- There is a new NFT exploit on OpenSea.
- According to the phishing scam detection tool Pocket Universe, the exploit targets NFTs listed before May 2022.
- The exploit capitalises on a loophole that allowed proxy contracts to withdraw NFTs from the previous version of OpenSea that used the Wyvern Protocol.
Scammers are at it again on OpenSea. A new exploit that targets non-fungible tokens listed before May 2022 has been spotted. Explaining how the exploit works via a Twitter thread, phishing scam detection tool Pocket Universe said cybercriminals are taking advantage of a loophole created when OpenSea used to use Wyvern Protocol.
The leading NFT marketplace updated to Seaport Protocol in May adding more features to the bidding process.

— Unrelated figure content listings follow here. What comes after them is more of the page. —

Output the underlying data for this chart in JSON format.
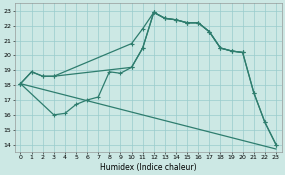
{
  "xlabel": "Humidex (Indice chaleur)",
  "bg_color": "#cce8e4",
  "grid_color": "#99cccc",
  "line_color": "#2e7d6e",
  "xlim": [
    -0.5,
    23.5
  ],
  "ylim": [
    13.5,
    23.5
  ],
  "xticks": [
    0,
    1,
    2,
    3,
    4,
    5,
    6,
    7,
    8,
    9,
    10,
    11,
    12,
    13,
    14,
    15,
    16,
    17,
    18,
    19,
    20,
    21,
    22,
    23
  ],
  "yticks": [
    14,
    15,
    16,
    17,
    18,
    19,
    20,
    21,
    22,
    23
  ],
  "line1_x": [
    0,
    1,
    2,
    3,
    10,
    11,
    12,
    13,
    14,
    15,
    16,
    17,
    18,
    19,
    20
  ],
  "line1_y": [
    18.1,
    18.9,
    18.6,
    18.6,
    20.8,
    21.8,
    22.9,
    22.5,
    22.4,
    22.2,
    22.2,
    21.6,
    20.5,
    20.3,
    20.2
  ],
  "line2_x": [
    0,
    1,
    2,
    3,
    10,
    11,
    12,
    13,
    14,
    15,
    16,
    17,
    18,
    19,
    20,
    21,
    22,
    23
  ],
  "line2_y": [
    18.1,
    18.9,
    18.6,
    18.6,
    19.2,
    20.5,
    22.9,
    22.5,
    22.4,
    22.2,
    22.2,
    21.6,
    20.5,
    20.3,
    20.2,
    17.5,
    15.5,
    14.0
  ],
  "line3_x": [
    0,
    3,
    4,
    5,
    6,
    7,
    8,
    9,
    10,
    11,
    12,
    13,
    14,
    15,
    16,
    17,
    18,
    19,
    20,
    21,
    22,
    23
  ],
  "line3_y": [
    18.1,
    16.0,
    16.1,
    16.7,
    17.0,
    17.2,
    18.9,
    18.8,
    19.2,
    20.5,
    22.9,
    22.5,
    22.4,
    22.2,
    22.2,
    21.6,
    20.5,
    20.3,
    20.2,
    17.5,
    15.5,
    14.0
  ],
  "line4_x": [
    0,
    23
  ],
  "line4_y": [
    18.1,
    13.7
  ],
  "marker": "+"
}
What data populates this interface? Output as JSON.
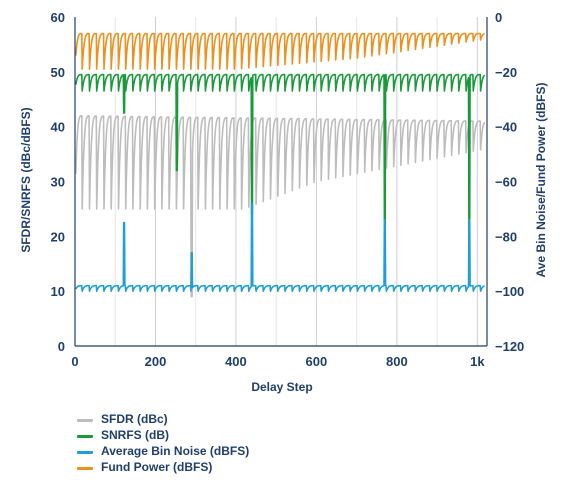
{
  "chart_data": {
    "type": "line",
    "xlabel": "Delay Step",
    "ylabel_left": "SFDR/SNRFS (dBc/dBFS)",
    "ylabel_right": "Ave Bin Noise/Fund Power (dBFS)",
    "x_range": [
      0,
      1024
    ],
    "x_ticks": [
      "0",
      "200",
      "400",
      "600",
      "800",
      "1k"
    ],
    "y_left_range": [
      0,
      60
    ],
    "y_left_ticks": [
      "0",
      "10",
      "20",
      "30",
      "40",
      "50",
      "60"
    ],
    "y_right_range": [
      -120,
      0
    ],
    "y_right_ticks": [
      "−120",
      "−100",
      "−80",
      "−60",
      "−40",
      "−20",
      "0"
    ],
    "grid": "vertical",
    "legend_position": "below",
    "series": [
      {
        "name": "SFDR (dBc)",
        "axis": "left",
        "color": "#bdbdbd",
        "period": 18,
        "peaks": [
          [
            0,
            42
          ],
          [
            1024,
            41
          ]
        ],
        "troughs": [
          [
            0,
            25
          ],
          [
            420,
            25
          ],
          [
            600,
            30
          ],
          [
            1024,
            36
          ]
        ],
        "spikes": [
          [
            290,
            9
          ]
        ]
      },
      {
        "name": "SNRFS (dB)",
        "axis": "left",
        "color": "#1a9a3a",
        "period": 18,
        "peaks": [
          [
            0,
            49.5
          ],
          [
            1024,
            49.5
          ]
        ],
        "troughs": [
          [
            0,
            46.5
          ],
          [
            1024,
            46.5
          ]
        ],
        "spikes": [
          [
            122,
            42.5
          ],
          [
            253,
            32
          ],
          [
            440,
            24
          ],
          [
            770,
            23
          ],
          [
            980,
            22
          ]
        ]
      },
      {
        "name": "Average Bin Noise (dBFS)",
        "axis": "right",
        "color": "#1f9fd6",
        "period": 18,
        "peaks": [
          [
            0,
            -98
          ],
          [
            1024,
            -98
          ]
        ],
        "troughs": [
          [
            0,
            -100
          ],
          [
            1024,
            -100
          ]
        ],
        "spikes": [
          [
            122,
            -75
          ],
          [
            290,
            -86
          ],
          [
            440,
            -68
          ],
          [
            770,
            -74
          ],
          [
            980,
            -74
          ]
        ]
      },
      {
        "name": "Fund Power (dBFS)",
        "axis": "right",
        "color": "#ef8f1c",
        "period": 18,
        "peaks": [
          [
            0,
            -6
          ],
          [
            1024,
            -6
          ]
        ],
        "troughs": [
          [
            0,
            -19
          ],
          [
            400,
            -19
          ],
          [
            700,
            -15
          ],
          [
            1024,
            -8
          ]
        ],
        "spikes": []
      }
    ]
  }
}
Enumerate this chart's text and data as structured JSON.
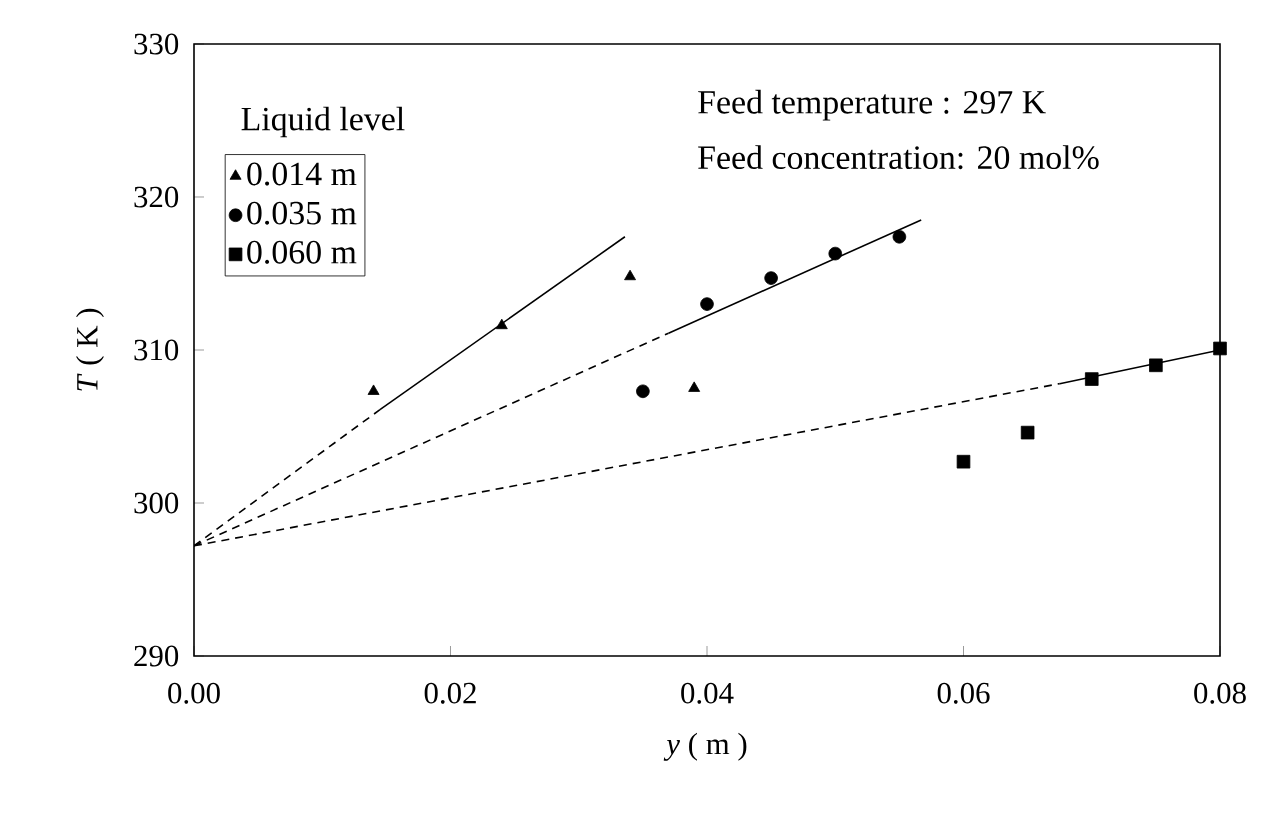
{
  "chart_data": {
    "type": "scatter",
    "xlabel": "*y* ( m )",
    "ylabel": "*T* ( K )",
    "legend_title": "Liquid level",
    "legend": "top left",
    "xlim": [
      0,
      0.08
    ],
    "ylim": [
      290,
      330
    ],
    "xticks": [
      {
        "value": 0,
        "label": "0.00"
      },
      0.02,
      0.04,
      0.06,
      0.08
    ],
    "yticks": [
      290,
      300,
      310,
      320,
      330
    ],
    "grid": false,
    "annotations": [
      "Feed temperature : 297 K",
      "Feed concentration: 20 mol%"
    ],
    "series": [
      {
        "name": "0.014 m",
        "color": "#000000",
        "marker": "triangle",
        "x": [
          0.014,
          0.024,
          0.034,
          0.039
        ],
        "values": [
          307.3,
          311.6,
          314.8,
          307.5
        ]
      },
      {
        "name": "0.035 m",
        "color": "#000000",
        "marker": "circle",
        "x": [
          0.035,
          0.04,
          0.045,
          0.05,
          0.055
        ],
        "values": [
          307.3,
          313.0,
          314.7,
          316.3,
          317.4
        ]
      },
      {
        "name": "0.060 m",
        "color": "#000000",
        "marker": "square",
        "x": [
          0.06,
          0.065,
          0.07,
          0.075,
          0.08
        ],
        "values": [
          302.7,
          304.6,
          308.1,
          309.0,
          310.1
        ]
      },
      {
        "type": "line",
        "color": "#000000",
        "line_style": "dashed",
        "x": [
          0,
          0.0145
        ],
        "values": [
          297.2,
          306.1
        ]
      },
      {
        "type": "line",
        "color": "#000000",
        "line_style": "solid",
        "x": [
          0.0145,
          0.0336
        ],
        "values": [
          306.1,
          317.4
        ]
      },
      {
        "type": "line",
        "color": "#000000",
        "line_style": "dashed",
        "x": [
          0,
          0.037
        ],
        "values": [
          297.2,
          311.1
        ]
      },
      {
        "type": "line",
        "color": "#000000",
        "line_style": "solid",
        "x": [
          0.037,
          0.0567
        ],
        "values": [
          311.1,
          318.5
        ]
      },
      {
        "type": "line",
        "color": "#000000",
        "line_style": "dashed",
        "x": [
          0,
          0.0675
        ],
        "values": [
          297.2,
          307.8
        ]
      },
      {
        "type": "line",
        "color": "#000000",
        "line_style": "solid",
        "x": [
          0.0675,
          0.08
        ],
        "values": [
          307.8,
          310.0
        ]
      }
    ]
  }
}
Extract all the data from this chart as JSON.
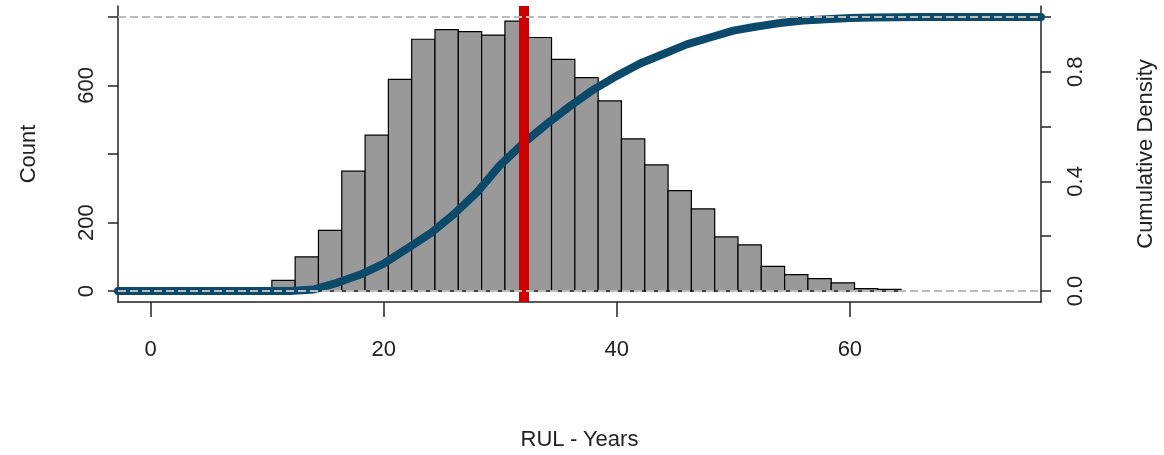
{
  "chart_data": {
    "type": "histogram",
    "xlabel": "RUL - Years",
    "ylabel": "Count",
    "y2label": "Cumulative Density",
    "bins": [
      10.4,
      12.4,
      14.4,
      16.4,
      18.4,
      20.4,
      22.4,
      24.4,
      26.4,
      28.4,
      30.4,
      32.4,
      34.4,
      36.4,
      38.4,
      40.4,
      42.4,
      44.4,
      46.4,
      48.4,
      50.4,
      52.4,
      54.4,
      56.4,
      58.4,
      60.4,
      62.4,
      64.4,
      66.4,
      68.4
    ],
    "series": [
      {
        "color": "#999999",
        "values": [
          31,
          100,
          177,
          350,
          455,
          618,
          735,
          763,
          757,
          747,
          788,
          740,
          676,
          623,
          555,
          444,
          368,
          293,
          240,
          158,
          135,
          72,
          48,
          36,
          24,
          7,
          5,
          null,
          null
        ]
      },
      {
        "type": "line",
        "axis": "y2",
        "color": "#0b4a6a",
        "x": [
          -2.8,
          12,
          14,
          16,
          18,
          20,
          22,
          24,
          26,
          28,
          30,
          32,
          34,
          36,
          38,
          40,
          42,
          44,
          46,
          48,
          50,
          52,
          54,
          56,
          58,
          60,
          62,
          64,
          66,
          76.4
        ],
        "values": [
          0,
          0,
          0.006,
          0.03,
          0.06,
          0.1,
          0.155,
          0.21,
          0.28,
          0.36,
          0.46,
          0.54,
          0.61,
          0.675,
          0.735,
          0.785,
          0.83,
          0.865,
          0.9,
          0.925,
          0.95,
          0.965,
          0.978,
          0.987,
          0.992,
          0.996,
          0.998,
          0.999,
          1,
          1
        ]
      }
    ],
    "xlim": [
      -2.8,
      76.4
    ],
    "xticks": [
      0,
      20,
      40,
      60
    ],
    "ylim": [
      -32,
      832
    ],
    "yticks": [
      0,
      200,
      {
        "value": 400,
        "label": null
      },
      600,
      {
        "value": 800,
        "label": null
      }
    ],
    "y2lim": [
      -0.04,
      1.04
    ],
    "y2ticks": [
      {
        "value": 0,
        "label": "0.0"
      },
      {
        "value": 0.2,
        "label": null
      },
      {
        "value": 0.4,
        "label": "0.4"
      },
      {
        "value": 0.6,
        "label": null
      },
      {
        "value": 0.8,
        "label": "0.8"
      },
      {
        "value": 1,
        "label": null
      }
    ],
    "ref_lines": [
      {
        "axis": "x",
        "value": 32,
        "color": "#cc0000",
        "line_style": "solid"
      },
      {
        "axis": "y2",
        "value": 0,
        "color": "#bbbbbb",
        "line_style": "dashed"
      },
      {
        "axis": "y2",
        "value": 1,
        "color": "#bbbbbb",
        "line_style": "dashed"
      }
    ]
  }
}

However, not everyone migrated their collections to the new protocol, with some NFTs still listed on the old version.
In the previous version, upon listing an NFT on OpenSea, users gave a proxy contract the right to withdraw their NFT, based on the SetApprovalForAll permission.
According to Pocket Universe, “this new exploit tricks you into signing a transaction that gives the attacker ownership of your proxy contract, thus giving them permission to withdraw your NFTs.”
Users can avoid falling into the trap by following three simple steps. The first step is to check the transaction carefully to ensure there are no red flags like statements prompting you “to upgrade”.
The second step involves visiting RevokeCash, a cross-chain interoperability protocol for managing NFT transactions. The tool prevents users from being exposed to scams on more than 30 blockchains including Ethereum, Polygon and Avalanche, among others.
Once you arrive at the platform, you’ll need to revoke permissions to OpenSea, the old version. The downside to doing this is that you will still incur gas fees for each collection revoked, but the proxy contract will be barred from draining your assets.
The third option is using Pocket Universe’s scam detection tool, which can be added to your browser as an extension. The tool issues a red warning via a pop-up message when you come across the exploit.